CORVALLIS, Ore. – Partially framed with massive Douglas fir beams and sided with cedar planks, Oregon State University’s new Native American Longhouse stands out from the campus’s traditional red brick.
Like a wooden jewelry box, the cultural center holds several significant pieces of art, representing a variety of Native American traditions. Among its treasures are two bronze sculptures by the late Warm Springs Chiricahua Apache artist, Allan Houser. Originally from Santa Fe, Houser is often cited as the “father” of contemporary American Indian sculpture.
The two Houser sculptures – “Mountain Echoes” and the 8-foot, 600-pound “Watercarrier” – were donated to the center by the family of Portland developer and philanthropist John D. Gray. The 1940 OSU alumnus, who passed away last year, and his late wife, Betty, were friends with Houser and avid collectors of Native American art.
Another prominent artwork inside the longhouse is a 12-foot, one-of-a-kind totem pole created by Clarence Mills. A member of the Haida Nation, an indigenous people located in Canada and Alaska, Mills and two assistants carved the totem from an 800-year-old cedar tree that fell in Vancouver, B.C.’s Stanley Park in 2006, and was donated to Mills. Thirteen creatures appear on the 360-degree totem, including a beaver, Oregon State’s mascot.
The totem was commissioned by Vancouver residents Jim and Luana Whyte, who graduated from OSU in 1970 and 1972. Longtime admirers of Native American art, the Whytes also contributed a painting by Haidi artist Bill Reid to the longhouse. Reid is known worldwide for his “Spirit of Haida Gwaii” sculpture, which is pictured on the Canadian $20 bill.
“The idea of carving all the way around the pole was inspired by another artist’s sculpture that’s less than a foot high,” Jim Whyte said. “Working at a much larger scale was far more difficult. It took 10 times longer than a traditional totem. No one has created a 360-degree, full-size totem before, and I wouldn’t expect others to attempt it; it’s far too expensive.”

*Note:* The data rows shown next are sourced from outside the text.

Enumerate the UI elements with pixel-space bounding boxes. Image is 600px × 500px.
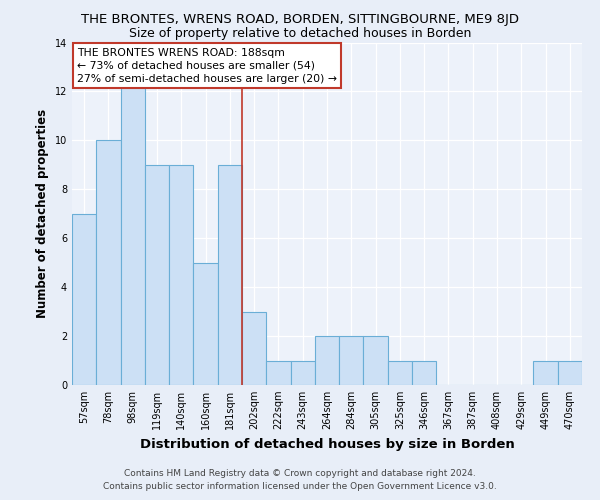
Bar bbox=[290, 360, 315, 385]
Bar bbox=[145, 165, 169, 385]
Text: THE BRONTES WRENS ROAD: 188sqm
← 73% of detached houses are smaller (54)
27% of : THE BRONTES WRENS ROAD: 188sqm ← 73% of … bbox=[77, 48, 337, 84]
Text: THE BRONTES, WRENS ROAD, BORDEN, SITTINGBOURNE, ME9 8JD: THE BRONTES, WRENS ROAD, BORDEN, SITTING… bbox=[81, 12, 519, 26]
Bar bbox=[339, 336, 364, 385]
Bar bbox=[96, 140, 121, 385]
X-axis label: Distribution of detached houses by size in Borden: Distribution of detached houses by size … bbox=[140, 438, 514, 450]
Bar bbox=[412, 360, 436, 385]
Bar bbox=[121, 67, 145, 385]
Y-axis label: Number of detached properties: Number of detached properties bbox=[36, 109, 49, 318]
Bar bbox=[558, 360, 582, 385]
Bar bbox=[533, 360, 558, 385]
Bar bbox=[315, 336, 339, 385]
Bar bbox=[193, 262, 218, 385]
Bar bbox=[364, 336, 388, 385]
Bar bbox=[169, 165, 193, 385]
Bar bbox=[72, 214, 96, 385]
Bar bbox=[242, 312, 266, 385]
Text: Size of property relative to detached houses in Borden: Size of property relative to detached ho… bbox=[129, 28, 471, 40]
Text: Contains HM Land Registry data © Crown copyright and database right 2024.
Contai: Contains HM Land Registry data © Crown c… bbox=[103, 470, 497, 491]
Bar bbox=[266, 360, 290, 385]
Bar bbox=[218, 165, 242, 385]
Bar bbox=[388, 360, 412, 385]
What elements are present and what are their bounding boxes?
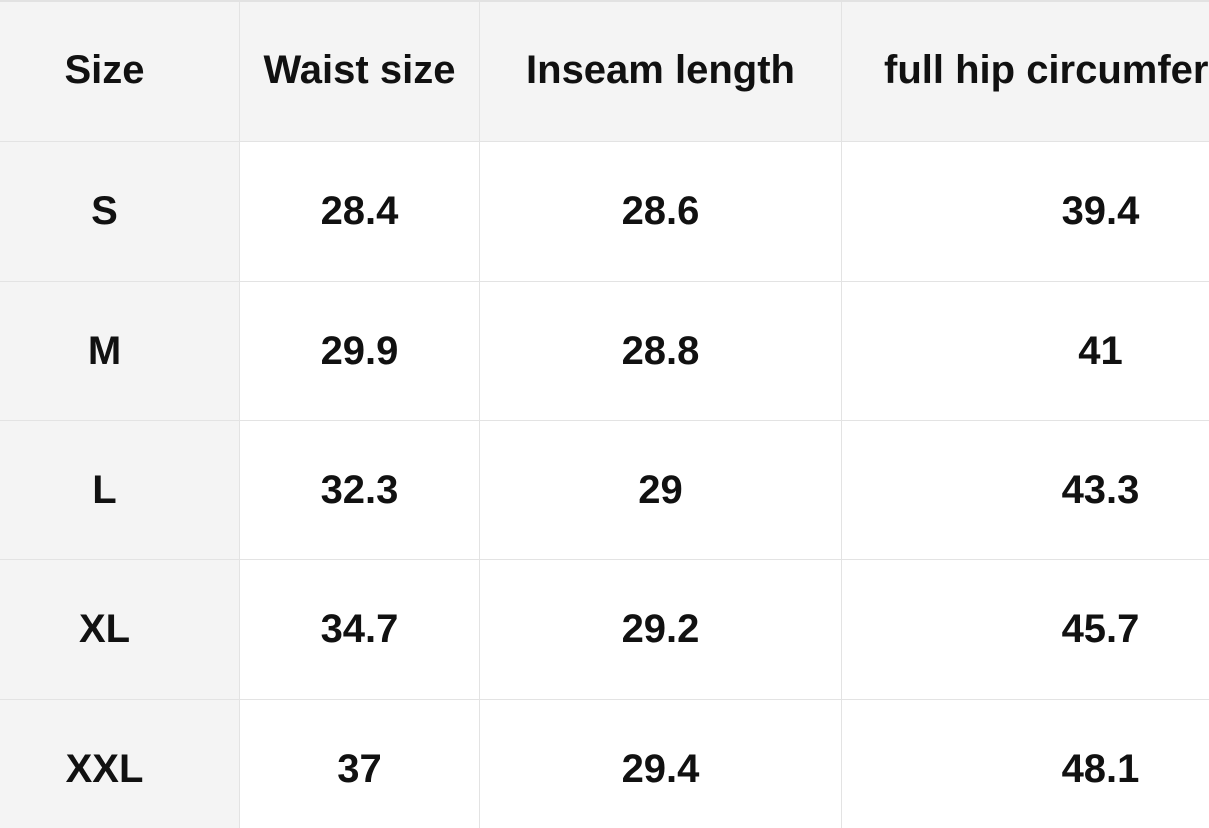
value-cell: 48.1 <box>842 700 1209 828</box>
value-cell: 29 <box>480 421 842 560</box>
header-cell: Inseam length <box>480 2 842 142</box>
value-cell: 45.7 <box>842 560 1209 700</box>
size-cell: XXL <box>0 700 240 828</box>
size-cell: L <box>0 421 240 560</box>
value-cell: 29.9 <box>240 282 480 421</box>
value-cell: 28.4 <box>240 142 480 282</box>
value-cell: 43.3 <box>842 421 1209 560</box>
value-cell: 28.6 <box>480 142 842 282</box>
value-cell: 29.2 <box>480 560 842 700</box>
value-cell: 29.4 <box>480 700 842 828</box>
size-cell: M <box>0 282 240 421</box>
size-cell: S <box>0 142 240 282</box>
header-cell: full hip circumfer <box>842 2 1209 142</box>
value-cell: 34.7 <box>240 560 480 700</box>
value-cell: 28.8 <box>480 282 842 421</box>
size-cell: XL <box>0 560 240 700</box>
value-cell: 32.3 <box>240 421 480 560</box>
value-cell: 37 <box>240 700 480 828</box>
value-cell: 39.4 <box>842 142 1209 282</box>
value-cell: 41 <box>842 282 1209 421</box>
header-cell: Waist size <box>240 2 480 142</box>
header-cell: Size <box>0 2 240 142</box>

Additional artwork in the center by Oregon artists includes paintings by Rick Bartow, of Wiyot and Yurok heritage, and metalwork by Tony Johnson of the Chinook Tribe and Shirod Younker of the Coquille and Coos Indian Tribes.
“We are pleased that we can share art of this quality with the Oregon State community and visitors to our campus, thanks to our generous donors,” said OSU President Ray. “Our longhouse is nicknamed Eena Hawes, or ‘Beaver House,’ signifying that it’s for all Oregon State Beavers. At OSU we believe that art, too, is for everyone. It enriches the experience of students from every major.”
The Native American Longhouse is the first of four new cultural center facilities to open its doors on campus. The initiative got off the ground with a $500,000 gift from the late Portland philanthropist Joyce Collin Furman to create the OSU President’s Fund for Cultural Centers. The 1965 OSU alumna was a strong supporter of her alma mater and served on the steering committee for The Campaign for OSU.
The cultural centers are among 24 major facility projects that have been completed or are under way at OSU as a result of the current $1 billion campaign.